The World Bank will lend the funds to state pipeline agency Botas, which is co-ordinating the feasibility studies for the Turkish-proposed project. Botas will meet the remaining cost of the studies.

Bids for the feasibility studies have been submitted to Botas from a shortlist of the US’ John Brown Engineers & Constructors and Brown & Root, Italy’s Snamprogetti and Germany’s PLE, according to contracting sources.

The World Bank also recently indicated it would also be prepared to provide financing for the Caspian pipeline if the studies showed it to be feasible on economic, security and environmental grounds.

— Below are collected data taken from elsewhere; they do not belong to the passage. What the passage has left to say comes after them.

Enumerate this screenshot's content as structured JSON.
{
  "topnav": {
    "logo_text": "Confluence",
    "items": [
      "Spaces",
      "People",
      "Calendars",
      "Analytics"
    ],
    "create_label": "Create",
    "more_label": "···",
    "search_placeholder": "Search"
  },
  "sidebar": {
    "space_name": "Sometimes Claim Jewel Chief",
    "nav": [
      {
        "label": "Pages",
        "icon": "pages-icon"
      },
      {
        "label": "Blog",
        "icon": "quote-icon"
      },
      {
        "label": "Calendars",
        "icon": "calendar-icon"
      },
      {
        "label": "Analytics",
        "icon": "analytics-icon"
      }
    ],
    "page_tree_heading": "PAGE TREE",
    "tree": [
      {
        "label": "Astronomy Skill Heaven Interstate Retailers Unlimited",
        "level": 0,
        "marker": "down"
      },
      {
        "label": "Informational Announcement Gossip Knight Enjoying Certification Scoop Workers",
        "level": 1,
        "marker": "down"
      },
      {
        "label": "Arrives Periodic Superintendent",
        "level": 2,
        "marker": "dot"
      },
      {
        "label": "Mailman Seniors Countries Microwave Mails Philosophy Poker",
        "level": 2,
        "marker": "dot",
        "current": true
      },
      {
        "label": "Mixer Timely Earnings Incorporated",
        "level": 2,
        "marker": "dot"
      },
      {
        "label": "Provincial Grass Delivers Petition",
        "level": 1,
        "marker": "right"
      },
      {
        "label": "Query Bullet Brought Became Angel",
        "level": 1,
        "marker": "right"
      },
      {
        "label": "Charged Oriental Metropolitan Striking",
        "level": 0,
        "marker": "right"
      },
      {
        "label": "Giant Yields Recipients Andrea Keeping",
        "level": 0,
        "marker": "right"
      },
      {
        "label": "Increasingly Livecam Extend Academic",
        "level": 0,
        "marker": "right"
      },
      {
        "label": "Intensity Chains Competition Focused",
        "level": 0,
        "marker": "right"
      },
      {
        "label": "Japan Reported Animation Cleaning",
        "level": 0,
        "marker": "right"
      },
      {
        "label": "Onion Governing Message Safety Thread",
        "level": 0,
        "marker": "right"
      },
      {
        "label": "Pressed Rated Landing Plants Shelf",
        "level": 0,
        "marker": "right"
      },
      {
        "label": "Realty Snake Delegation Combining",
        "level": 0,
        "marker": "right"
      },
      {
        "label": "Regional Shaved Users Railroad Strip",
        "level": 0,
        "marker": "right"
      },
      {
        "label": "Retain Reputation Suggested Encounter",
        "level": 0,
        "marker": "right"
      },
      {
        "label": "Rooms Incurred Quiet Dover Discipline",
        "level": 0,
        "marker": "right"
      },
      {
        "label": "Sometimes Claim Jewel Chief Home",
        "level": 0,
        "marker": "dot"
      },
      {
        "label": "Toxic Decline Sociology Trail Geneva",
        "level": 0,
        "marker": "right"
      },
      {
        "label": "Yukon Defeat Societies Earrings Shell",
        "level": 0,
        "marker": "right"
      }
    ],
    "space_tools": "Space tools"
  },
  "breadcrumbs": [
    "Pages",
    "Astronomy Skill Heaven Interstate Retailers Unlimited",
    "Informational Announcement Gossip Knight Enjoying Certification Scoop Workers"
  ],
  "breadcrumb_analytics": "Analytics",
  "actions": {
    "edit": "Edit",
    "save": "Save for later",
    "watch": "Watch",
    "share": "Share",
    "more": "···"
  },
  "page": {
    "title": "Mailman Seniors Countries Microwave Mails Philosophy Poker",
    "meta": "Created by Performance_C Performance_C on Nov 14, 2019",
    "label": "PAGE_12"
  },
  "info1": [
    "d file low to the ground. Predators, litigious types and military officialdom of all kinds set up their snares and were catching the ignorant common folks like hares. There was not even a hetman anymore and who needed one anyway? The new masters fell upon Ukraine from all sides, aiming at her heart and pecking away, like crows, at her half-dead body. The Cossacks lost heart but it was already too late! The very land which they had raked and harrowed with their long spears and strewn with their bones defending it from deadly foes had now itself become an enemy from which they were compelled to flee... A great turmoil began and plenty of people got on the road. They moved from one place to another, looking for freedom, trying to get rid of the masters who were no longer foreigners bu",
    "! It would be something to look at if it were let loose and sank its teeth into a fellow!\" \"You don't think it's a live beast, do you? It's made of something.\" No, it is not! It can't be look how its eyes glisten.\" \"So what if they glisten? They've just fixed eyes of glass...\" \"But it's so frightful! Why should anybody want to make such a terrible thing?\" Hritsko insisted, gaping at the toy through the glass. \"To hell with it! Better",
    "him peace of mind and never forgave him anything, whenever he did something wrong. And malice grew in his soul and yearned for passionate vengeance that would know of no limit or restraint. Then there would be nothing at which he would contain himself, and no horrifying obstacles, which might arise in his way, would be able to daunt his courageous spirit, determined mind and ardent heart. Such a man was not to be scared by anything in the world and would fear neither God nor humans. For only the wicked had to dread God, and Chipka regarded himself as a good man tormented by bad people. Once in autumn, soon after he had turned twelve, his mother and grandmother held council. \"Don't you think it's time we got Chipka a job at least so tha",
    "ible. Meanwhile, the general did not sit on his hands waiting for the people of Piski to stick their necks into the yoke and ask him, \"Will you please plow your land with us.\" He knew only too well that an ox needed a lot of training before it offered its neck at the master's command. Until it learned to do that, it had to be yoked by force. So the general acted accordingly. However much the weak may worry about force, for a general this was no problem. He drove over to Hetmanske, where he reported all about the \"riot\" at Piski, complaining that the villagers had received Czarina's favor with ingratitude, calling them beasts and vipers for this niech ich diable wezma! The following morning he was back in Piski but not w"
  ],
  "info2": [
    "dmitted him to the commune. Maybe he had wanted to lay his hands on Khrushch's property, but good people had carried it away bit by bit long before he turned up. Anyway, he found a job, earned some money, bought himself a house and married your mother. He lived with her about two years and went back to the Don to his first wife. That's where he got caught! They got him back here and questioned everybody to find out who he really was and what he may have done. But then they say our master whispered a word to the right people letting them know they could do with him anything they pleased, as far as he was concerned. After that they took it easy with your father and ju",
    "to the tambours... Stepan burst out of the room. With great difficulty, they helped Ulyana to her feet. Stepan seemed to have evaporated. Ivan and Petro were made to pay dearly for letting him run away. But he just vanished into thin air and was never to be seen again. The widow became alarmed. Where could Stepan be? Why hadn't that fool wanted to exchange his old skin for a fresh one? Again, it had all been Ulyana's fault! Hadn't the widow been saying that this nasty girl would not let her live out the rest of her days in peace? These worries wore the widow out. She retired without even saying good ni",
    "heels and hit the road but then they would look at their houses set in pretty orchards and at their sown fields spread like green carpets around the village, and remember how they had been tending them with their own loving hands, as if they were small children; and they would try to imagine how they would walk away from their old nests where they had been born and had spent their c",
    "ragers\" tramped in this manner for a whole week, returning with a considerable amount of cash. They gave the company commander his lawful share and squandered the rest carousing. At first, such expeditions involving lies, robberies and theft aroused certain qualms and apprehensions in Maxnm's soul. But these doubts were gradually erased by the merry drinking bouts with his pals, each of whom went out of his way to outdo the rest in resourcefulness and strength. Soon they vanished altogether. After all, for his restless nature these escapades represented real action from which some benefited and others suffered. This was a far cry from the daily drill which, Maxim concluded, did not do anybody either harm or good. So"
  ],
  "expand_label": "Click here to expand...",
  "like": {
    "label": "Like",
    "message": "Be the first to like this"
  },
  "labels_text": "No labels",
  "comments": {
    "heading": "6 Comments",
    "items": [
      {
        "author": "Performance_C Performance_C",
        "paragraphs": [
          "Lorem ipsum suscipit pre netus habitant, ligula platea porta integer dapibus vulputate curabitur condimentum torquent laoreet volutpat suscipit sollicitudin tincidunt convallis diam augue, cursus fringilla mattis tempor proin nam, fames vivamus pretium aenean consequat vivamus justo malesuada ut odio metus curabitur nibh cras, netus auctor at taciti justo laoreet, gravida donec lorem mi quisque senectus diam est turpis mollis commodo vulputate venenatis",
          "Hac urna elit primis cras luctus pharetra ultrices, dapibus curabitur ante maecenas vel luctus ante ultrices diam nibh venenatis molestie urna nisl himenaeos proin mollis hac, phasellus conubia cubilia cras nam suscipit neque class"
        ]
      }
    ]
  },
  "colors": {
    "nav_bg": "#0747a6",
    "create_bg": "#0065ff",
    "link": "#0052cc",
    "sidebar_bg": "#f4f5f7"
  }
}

Ankara in the spring decided to concentrate its efforts on the Caspian Sea pipeline to transport main oil production from a massive Caspian Sea concession, together with other Central Asian oil output.

This followed the rejection by the concession’s operator, the Azerbaijan International Oil Operating Company (MOC) of a $139 million Turkish funding offer for a routing through Georgia to Soupsa on the Black Sea for early oil exports.

Although the AIOC itself will not reach a decision on the main oil routing until summer 1997, Natik Aliyev, the president of Azeni state oil company Socar, announced in August 1996 that only one main pipeline would be used to export Caspian oil.

When approving the loan, the World Bank noted that Turkey faced soaring energy requirements, rising by 5.3 per cent a year to reach a projected 85.8 million tonnes of oil equivalent by 2000. Existing sources of crude would not be sufficient to meet this demand, the bank said, adding that Turkey had been forced to look for alternatives due to the continuing closure by UN sanctions of Iraq’s twin, trans-Turkey export pipelines.

Re-opening of the pipelines had been expected in mid-September. However, the UN suspended an offer of limited oil sales no Baghdad for the purchase of humanitarian aid, after Iraqi troops, in concert with supporters of the Kurdish Democratic Party, seized the northern Iraqi city of Arbil.

The World Bank loan will carry a fixed interest rate in US dollar terms, and will mature in eight years, including a three-year grace period for interest payments.